What I found most harmful was the medication, the memory loss, the seizures, and other “side effects,” being removed from friendships that would have lasted a lifetime, all the events I was not present for, the effect it has on how one responds to life events as they occur, the 3rd party harm it causes, all the discrimination and stigma, the lack of opportunity for gainful employment one is left with when they mark up my school transcript with lies, the gingivitis, dry eye, the gut issues, the nightmares, the humiliations, the length of time it takes to realize this, the horror of knowing this still happens to kids every day, oh and the way my head hit the concrete when they took me down.

About the Analysis

This analysis of responses to the SAFE Family Survey was conducted by Lisa Lindeman, Ph.D. using a combined qualitative and computational approach supported by artificial intelligence (AI) with strict data privacy safeguards. The original, open-ended responses, which approached 50,000 words in length, were first imported into a structured data file then processed using the Python programming language within an AI-assisted analytical environment. All output was cross-referenced with raw data (the full set of survey responses) to ensure accuracy.
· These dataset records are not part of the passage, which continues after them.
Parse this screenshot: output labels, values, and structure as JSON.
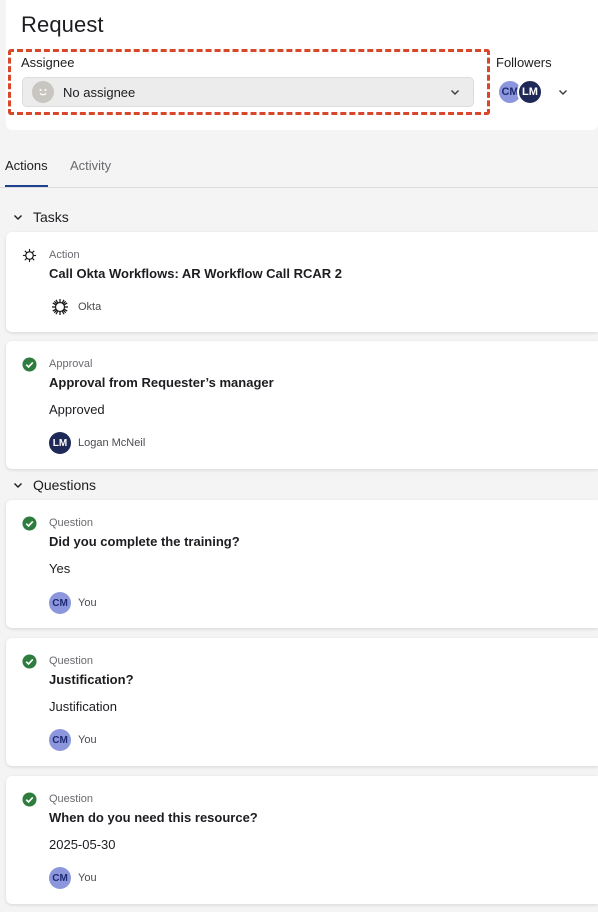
{
  "header": {
    "title": "Request",
    "assignee_label": "Assignee",
    "assignee_value": "No assignee",
    "followers_label": "Followers",
    "followers": [
      {
        "initials": "CM",
        "color": "#8b96dd"
      },
      {
        "initials": "LM",
        "color": "#1f2957"
      }
    ]
  },
  "tabs": [
    {
      "label": "Actions",
      "active": true
    },
    {
      "label": "Activity",
      "active": false
    }
  ],
  "tasks_section": {
    "label": "Tasks",
    "items": [
      {
        "icon": "gear-icon",
        "kind": "Action",
        "title": "Call Okta Workflows: AR Workflow Call RCAR 2",
        "foot_icon": "okta-icon",
        "foot_name": "Okta"
      },
      {
        "icon": "check-circle-icon",
        "kind": "Approval",
        "title": "Approval from Requester’s manager",
        "answer": "Approved",
        "foot_initials": "LM",
        "foot_name": "Logan McNeil"
      }
    ]
  },
  "questions_section": {
    "label": "Questions",
    "items": [
      {
        "kind": "Question",
        "title": "Did you complete the training?",
        "answer": "Yes",
        "foot_initials": "CM",
        "foot_name": "You"
      },
      {
        "kind": "Question",
        "title": "Justification?",
        "answer": "Justification",
        "foot_initials": "CM",
        "foot_name": "You"
      },
      {
        "kind": "Question",
        "title": "When do you need this resource?",
        "answer": "2025-05-30",
        "foot_initials": "CM",
        "foot_name": "You"
      }
    ]
  },
  "colors": {
    "accent": "#1f3f8f",
    "highlight": "#d9472b",
    "success": "#2e7d3e"
  }
}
Privacy and Confidentiality

To safeguard privacy, confidentiality, and security of all survey responses, the analysis was performed using LM Studio and the DeepSeek R1 Distill Qwen-14B and DeepSeek Math 7B models with Python integration. LM Studio is a secure software program that allows data processing and analytical assistance to take place entirely offline on the user’s computer, ensuring responses remain confidential. No data leaves the user’s device. No data is collected or monitored by LM Studio. Responses were not retained, reviewed, or incorporated into the LLM models.

Additionally, data was de-identified, which means that names, email addresses, and other identifying information was removed from the data set prior to analysis.

About Lisa Lindeman, Ph.D.

Dr. Lindeman is a research consultant with a BA in psychology from the University of California, Berkeley, and a doctorate in psychology from the University of Wisconsin, Madison. Her research emphasizes the role of environmental stressors on mental and emotional well-being. She has worked with multiple non-profit organizations to address social and economic challenges facing both children and adults. Dr. Lindeman also has personal, lived experience with mental health services, including forced treatment, involuntary hospitalization, seclusion, over-medication, and provider negligence.